Возможно, что я был в подавленном настроении. Сотни досадных мелочей, вплоть до упорного стремления клерка в конторе дилижансов переврать мою фамилию в подорожной, не располагали к веселью. Обитатели гостиницы «Эврика» не представляли ничего интересного как собеседники. Среди них господствовало мнение, разделяемое многими простаками, будто серьезность в обращении с незнакомыми людьми свидетельствует о высоком благородстве и значительности общественного положения собеседников. В силу этого принципа при моем появлении всякие шутки за ужином прекратились и общий разговор перешел на более безопасную и благопристойную почву: перечислялись тяжелые случаи дифтерита, свирепствовавшего в то время в Уингдэме. Выйдя из столовой со странным чувством, будто я наелся одной горчицы и чайных листьев, я остановился на минуту в дверях гостиной. Фортепьяно, по-видимому, находившееся в родстве с обеденным колокольчиком, бренчало под чьими-то робкими и неуверенными пальцами. На белой стене тень резкого старушечьего профиля склонилась над тенью симметрических локонов: «Мария, Мария, не верь похвалам. Тот полон коварства, кто хвалит в глаза». Дальше я не слушал.

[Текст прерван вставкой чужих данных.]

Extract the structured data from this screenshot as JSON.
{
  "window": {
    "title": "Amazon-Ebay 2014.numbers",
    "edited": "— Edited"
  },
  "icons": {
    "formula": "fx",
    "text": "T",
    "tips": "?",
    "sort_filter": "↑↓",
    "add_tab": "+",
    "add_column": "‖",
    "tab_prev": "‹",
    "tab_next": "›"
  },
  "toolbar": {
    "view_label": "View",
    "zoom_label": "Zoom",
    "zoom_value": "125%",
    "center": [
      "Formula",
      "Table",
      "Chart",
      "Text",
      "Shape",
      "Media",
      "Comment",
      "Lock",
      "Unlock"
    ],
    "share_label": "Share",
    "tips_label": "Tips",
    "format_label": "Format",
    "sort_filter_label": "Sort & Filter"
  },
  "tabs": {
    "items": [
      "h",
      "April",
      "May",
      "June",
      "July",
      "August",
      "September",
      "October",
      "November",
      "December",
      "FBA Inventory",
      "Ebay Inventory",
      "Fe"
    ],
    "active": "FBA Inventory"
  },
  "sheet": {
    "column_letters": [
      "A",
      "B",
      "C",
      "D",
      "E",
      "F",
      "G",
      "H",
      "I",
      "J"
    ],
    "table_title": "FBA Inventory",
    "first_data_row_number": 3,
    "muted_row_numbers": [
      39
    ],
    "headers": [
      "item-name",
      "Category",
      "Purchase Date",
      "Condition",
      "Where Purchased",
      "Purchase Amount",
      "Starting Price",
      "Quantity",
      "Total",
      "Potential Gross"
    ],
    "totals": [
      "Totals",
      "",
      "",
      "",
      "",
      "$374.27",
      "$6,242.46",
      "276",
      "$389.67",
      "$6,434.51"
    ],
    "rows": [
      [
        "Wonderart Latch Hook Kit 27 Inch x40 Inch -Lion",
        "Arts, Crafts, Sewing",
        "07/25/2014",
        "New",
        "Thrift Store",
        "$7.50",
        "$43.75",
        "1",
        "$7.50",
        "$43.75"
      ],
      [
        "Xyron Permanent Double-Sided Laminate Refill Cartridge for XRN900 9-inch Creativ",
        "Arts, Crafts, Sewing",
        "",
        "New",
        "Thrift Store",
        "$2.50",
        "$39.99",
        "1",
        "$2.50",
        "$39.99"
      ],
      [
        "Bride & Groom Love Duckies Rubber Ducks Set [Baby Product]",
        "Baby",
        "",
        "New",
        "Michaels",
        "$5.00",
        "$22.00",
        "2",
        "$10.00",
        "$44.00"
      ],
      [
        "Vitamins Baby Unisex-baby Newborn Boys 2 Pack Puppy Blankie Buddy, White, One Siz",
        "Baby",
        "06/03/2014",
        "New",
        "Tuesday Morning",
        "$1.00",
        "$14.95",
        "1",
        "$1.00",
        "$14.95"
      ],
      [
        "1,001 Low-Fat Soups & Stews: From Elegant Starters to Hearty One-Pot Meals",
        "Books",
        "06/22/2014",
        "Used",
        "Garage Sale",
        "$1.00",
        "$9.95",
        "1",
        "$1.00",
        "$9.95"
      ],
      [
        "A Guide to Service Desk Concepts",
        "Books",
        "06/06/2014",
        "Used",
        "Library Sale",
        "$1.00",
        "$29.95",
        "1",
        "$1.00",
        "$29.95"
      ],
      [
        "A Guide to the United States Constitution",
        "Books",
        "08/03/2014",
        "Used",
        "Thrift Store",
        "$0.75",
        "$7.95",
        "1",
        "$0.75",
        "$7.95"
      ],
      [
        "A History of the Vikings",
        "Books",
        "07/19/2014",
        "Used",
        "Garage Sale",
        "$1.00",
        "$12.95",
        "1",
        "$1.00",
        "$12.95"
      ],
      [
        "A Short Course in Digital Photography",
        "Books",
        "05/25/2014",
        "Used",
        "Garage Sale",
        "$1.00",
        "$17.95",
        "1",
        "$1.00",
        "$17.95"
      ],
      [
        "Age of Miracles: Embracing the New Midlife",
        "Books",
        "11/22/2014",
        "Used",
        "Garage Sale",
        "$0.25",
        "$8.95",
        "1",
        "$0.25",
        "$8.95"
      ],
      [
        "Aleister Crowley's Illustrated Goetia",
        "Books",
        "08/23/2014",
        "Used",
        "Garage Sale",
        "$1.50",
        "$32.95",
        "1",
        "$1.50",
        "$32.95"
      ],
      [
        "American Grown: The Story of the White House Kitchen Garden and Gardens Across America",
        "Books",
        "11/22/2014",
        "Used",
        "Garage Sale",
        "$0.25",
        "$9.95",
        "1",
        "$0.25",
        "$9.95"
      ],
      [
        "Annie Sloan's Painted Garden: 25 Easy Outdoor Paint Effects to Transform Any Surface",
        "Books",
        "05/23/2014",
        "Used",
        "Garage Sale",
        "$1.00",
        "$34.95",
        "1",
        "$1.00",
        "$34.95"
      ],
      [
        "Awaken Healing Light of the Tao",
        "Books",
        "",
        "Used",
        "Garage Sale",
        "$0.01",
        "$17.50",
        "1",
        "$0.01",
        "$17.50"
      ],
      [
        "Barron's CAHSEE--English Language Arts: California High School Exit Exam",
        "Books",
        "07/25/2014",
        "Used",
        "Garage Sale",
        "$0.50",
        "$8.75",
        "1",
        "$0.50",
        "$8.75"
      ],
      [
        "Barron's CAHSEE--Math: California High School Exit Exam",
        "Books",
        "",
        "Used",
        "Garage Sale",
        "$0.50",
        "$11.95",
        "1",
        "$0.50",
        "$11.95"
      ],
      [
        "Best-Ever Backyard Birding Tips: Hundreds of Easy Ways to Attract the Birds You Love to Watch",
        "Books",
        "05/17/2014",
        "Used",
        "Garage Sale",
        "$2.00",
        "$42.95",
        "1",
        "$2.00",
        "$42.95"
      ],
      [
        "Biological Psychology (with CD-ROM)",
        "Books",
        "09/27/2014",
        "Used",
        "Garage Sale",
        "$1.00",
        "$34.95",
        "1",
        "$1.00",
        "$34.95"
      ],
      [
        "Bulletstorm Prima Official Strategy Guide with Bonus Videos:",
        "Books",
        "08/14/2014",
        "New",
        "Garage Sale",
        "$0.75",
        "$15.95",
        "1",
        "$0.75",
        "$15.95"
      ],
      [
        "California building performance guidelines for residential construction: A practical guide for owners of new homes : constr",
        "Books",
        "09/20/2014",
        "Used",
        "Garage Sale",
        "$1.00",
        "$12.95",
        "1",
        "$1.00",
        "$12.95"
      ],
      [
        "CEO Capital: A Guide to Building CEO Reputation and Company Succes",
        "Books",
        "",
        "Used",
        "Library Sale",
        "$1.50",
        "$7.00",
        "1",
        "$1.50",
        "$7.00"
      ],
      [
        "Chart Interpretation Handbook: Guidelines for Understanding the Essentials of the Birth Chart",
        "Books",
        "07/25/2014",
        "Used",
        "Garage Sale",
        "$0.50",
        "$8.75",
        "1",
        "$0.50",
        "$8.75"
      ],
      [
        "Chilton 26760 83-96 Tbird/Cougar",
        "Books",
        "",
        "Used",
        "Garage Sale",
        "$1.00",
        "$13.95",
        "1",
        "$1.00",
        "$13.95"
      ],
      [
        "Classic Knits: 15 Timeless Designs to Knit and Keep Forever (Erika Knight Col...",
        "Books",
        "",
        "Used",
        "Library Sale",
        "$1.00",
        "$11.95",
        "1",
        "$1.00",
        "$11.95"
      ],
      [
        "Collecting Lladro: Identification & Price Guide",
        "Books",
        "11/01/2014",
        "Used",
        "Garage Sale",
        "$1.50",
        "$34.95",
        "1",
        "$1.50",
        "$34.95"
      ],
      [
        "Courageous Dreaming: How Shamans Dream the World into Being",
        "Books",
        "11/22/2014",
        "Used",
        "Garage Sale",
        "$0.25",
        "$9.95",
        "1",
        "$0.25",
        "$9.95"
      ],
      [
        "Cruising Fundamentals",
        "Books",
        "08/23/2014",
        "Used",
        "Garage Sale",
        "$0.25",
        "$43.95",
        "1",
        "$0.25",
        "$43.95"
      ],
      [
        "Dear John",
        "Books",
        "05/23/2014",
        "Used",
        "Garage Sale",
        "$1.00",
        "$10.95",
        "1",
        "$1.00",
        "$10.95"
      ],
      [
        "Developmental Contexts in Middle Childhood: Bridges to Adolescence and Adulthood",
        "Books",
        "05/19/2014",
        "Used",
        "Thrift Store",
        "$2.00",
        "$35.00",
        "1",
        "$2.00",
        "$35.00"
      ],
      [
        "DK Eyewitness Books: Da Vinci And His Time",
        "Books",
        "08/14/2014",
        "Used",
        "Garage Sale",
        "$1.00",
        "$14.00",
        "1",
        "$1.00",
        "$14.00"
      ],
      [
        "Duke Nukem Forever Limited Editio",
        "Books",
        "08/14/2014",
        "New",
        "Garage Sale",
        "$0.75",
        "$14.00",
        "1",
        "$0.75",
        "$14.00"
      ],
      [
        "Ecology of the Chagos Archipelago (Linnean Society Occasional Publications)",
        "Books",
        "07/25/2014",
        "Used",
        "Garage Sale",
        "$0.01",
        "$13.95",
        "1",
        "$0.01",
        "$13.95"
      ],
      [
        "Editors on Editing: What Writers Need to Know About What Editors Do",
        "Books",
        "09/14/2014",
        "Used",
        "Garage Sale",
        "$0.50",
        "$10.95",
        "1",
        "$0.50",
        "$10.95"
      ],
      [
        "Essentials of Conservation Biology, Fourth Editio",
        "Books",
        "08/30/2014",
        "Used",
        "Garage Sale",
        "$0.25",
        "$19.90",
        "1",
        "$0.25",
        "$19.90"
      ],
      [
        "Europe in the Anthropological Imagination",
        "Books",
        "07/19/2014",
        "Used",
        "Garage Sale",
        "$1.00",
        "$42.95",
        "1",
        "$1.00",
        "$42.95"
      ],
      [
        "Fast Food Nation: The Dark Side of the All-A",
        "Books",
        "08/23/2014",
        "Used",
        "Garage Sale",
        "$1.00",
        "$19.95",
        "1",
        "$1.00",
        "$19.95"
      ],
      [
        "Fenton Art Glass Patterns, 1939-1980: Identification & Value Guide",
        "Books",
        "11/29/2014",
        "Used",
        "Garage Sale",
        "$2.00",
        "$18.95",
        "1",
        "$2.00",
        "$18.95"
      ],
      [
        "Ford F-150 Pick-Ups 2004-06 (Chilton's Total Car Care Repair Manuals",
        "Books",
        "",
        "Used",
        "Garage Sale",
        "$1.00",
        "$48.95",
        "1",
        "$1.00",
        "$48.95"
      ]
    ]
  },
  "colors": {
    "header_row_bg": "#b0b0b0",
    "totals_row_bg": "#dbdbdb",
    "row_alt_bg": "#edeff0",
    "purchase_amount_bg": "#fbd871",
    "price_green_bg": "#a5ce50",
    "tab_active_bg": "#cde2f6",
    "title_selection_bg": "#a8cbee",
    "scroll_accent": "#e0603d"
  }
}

Опасаясь, что непритворное восхищение женской красотой сочтут коварством, я вышел, воздержавшись от непрошеного комплимента, который чуть было не сорвался с моих губ и не опозорил весь дом.

Вспоминая обо всех этих тягостных впечатлениях, я стоял в нерешительности перед дверцами дилижанса. Кучер, садившийся на козлы, попал в полосу света, падавшую из открытых дверей гостиницы. У него был скучающий вид, что считается в Уингдэме хорошим тоном. Удостоверившись, что моя подорожная и квитанция к ней в порядке, он больше не обращал на меня внимания. Я с тоской посмотрел на козлы, но кучер не ответил на этот немой призыв. Тогда, швырнув саквояж прямо в зияющую бездну, я отважно нырнул вслед за ним и не успел еще усесться, как дилижанс застонал — неподатливые рессоры закряхтели, пружины взвизгнули, хрипло запротестовали оси, — и мы двинулись вперед. Вернее, дверь гостиницы поплыла назад, звуки фортепьяно постепенно утихли, и ночь со своими тенями торжественно двинулась нам навстречу.

Мало сказать, что было темно, — это не дает представления о той непроглядной тьме, которая обволакивала дилижанс. Деревья по краям дороги были едва видны во мраке и казались пятнами тьмы, только более густыми; я узнавал о них по особенному влажному запаху, который медленно вливался в окно дилижанса, когда мы проезжали мимо. Мы ехали не спеша, настолько медленно, что, высовываясь в окно, я не один раз улавливал ароматное дыхание изумленной коровы, которая улеглась пережевывать жвачку посредине дороги и была нами безжалостно потревожена. Движение кареты в темноте направлялось скорее каким-то таинственным инстинктом, чем человеческой волей, и это придавало нашему путешествию неизъяснимое очарование безопасности, которое легко могло нарушить минутное колебание или нерешимость кучера.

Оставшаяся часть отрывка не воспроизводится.